Ed Skoog is the author of Mister Skylight, Rough Day (Winner of the 2014 Washington Book Award), and the forthcoming Run the Red Lights, all from Copper Canyon Press. He is the poetry editor of Okey-Panky and co-hosts the Lunch Box Podcast with novelist J. Robert Lennon.

A Profile of the Author

Notes on “1978 Buick Station Wagon”

I walked down the gravel driveway in my bare feet to the swimming pool and asked Gary Stearns, a friend of my dad’s, who had sold us the station wagon of the poem “1978 Buick Estate Wagon,” what its name was, because it seemed to me that cars had names, and he said “Beulah.” He always had plaid slacks and sideburns and maybe a Coors. In gospel songs, Beulahland is somewhere between Heaven and Earth. When I started driving, at 14, that was my car. I drove it between Heaven and Earth all the time.
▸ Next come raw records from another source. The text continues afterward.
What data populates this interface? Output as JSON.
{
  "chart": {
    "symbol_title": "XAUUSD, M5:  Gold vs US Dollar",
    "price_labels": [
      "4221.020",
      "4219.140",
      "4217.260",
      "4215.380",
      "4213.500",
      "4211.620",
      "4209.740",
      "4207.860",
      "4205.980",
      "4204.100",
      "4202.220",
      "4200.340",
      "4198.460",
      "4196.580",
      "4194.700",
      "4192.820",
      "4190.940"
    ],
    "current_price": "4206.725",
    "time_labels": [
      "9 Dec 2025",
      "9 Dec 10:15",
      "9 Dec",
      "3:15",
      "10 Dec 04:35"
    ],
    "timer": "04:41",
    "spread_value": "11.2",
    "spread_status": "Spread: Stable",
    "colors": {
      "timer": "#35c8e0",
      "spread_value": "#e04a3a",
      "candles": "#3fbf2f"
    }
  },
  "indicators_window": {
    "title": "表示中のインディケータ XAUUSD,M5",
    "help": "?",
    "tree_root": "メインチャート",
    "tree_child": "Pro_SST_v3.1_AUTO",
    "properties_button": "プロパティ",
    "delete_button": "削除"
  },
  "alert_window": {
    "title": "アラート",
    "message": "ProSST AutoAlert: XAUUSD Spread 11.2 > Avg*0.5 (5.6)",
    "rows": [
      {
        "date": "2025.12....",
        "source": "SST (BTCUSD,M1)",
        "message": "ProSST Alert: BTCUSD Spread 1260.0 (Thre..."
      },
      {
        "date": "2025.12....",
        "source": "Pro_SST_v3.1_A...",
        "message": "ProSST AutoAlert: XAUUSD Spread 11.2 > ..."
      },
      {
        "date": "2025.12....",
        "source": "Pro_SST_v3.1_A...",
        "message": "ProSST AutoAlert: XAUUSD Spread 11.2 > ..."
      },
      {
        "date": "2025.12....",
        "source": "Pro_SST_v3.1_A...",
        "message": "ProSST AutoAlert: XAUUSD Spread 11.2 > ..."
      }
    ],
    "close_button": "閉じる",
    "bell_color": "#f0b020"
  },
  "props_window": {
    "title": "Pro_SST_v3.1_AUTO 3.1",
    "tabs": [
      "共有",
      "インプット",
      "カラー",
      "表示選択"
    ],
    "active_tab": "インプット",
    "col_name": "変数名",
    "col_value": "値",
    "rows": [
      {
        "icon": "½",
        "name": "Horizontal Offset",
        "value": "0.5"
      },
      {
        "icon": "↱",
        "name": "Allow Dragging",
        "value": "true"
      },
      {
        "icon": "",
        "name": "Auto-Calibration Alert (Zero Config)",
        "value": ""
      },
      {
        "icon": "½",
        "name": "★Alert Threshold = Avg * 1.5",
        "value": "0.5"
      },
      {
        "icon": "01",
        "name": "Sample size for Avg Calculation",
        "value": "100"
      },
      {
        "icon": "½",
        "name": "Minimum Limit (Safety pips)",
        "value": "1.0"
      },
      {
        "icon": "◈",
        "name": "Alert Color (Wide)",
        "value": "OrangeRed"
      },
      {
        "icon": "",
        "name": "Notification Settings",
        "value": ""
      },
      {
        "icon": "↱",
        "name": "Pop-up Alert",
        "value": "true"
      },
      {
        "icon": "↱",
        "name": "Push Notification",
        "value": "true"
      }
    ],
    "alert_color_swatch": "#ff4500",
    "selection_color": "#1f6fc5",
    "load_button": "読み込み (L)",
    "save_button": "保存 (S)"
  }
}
At the end of high school my friends Mike and Cooper went with me to the salvage yard and sold it for twenty dollars, and we rode back in Mike’s Honda or Cooper’s Mustang, can’t remember which. There was an ostrich in a pen by the salvage yard. About that time I bought my first banjo from Capitol City Pawn, maybe with the cash from the car. I eventually learned to play it. I’ve had the same banjo since 1993, a Deering Deluxe. I intended to trade it for a Gibson archtop but never have.

Notes on Reading

I have mostly been reading what literature is appealing or diverting to a toddler, mostly aloud, though sometimes, on rereading, I just point to the pictures, or tell an abbreviated version. I have been reading fiction otherwise: The Tartar Steppe, by Dino Buzzati; For Rouenna, by Sigrid Nunez; Regeneration, by Pat Barker. But I am always reading poems, especially new books from Tavern Books, Wave Books, and Copper Canyon. Three poets whose work everybody should know, and will, are Matthew Lippman, Carl Adamshick, and Catherine Barnett. The Greg Pardlo book, Digest, which won the Pulitzer this year, is extremely good. I pay attention to whatever Ben Lerner and Kevin Young are doing. I try to keep up with whatever people are reading in Seattle, Portland, Spokane, and Missoula. I spend a lot of time with the poems of Jean Follain and Roque Dalton. This year is the tenth anniversary of Hurricane Katrina; I will be reading what smart people from New Orleans and Mississippi will have to say about that. I recommend one ebook in particular about the Katrina aftermath: Lee Mullikin’s Hardcscrabble Days, Milky Way Nights.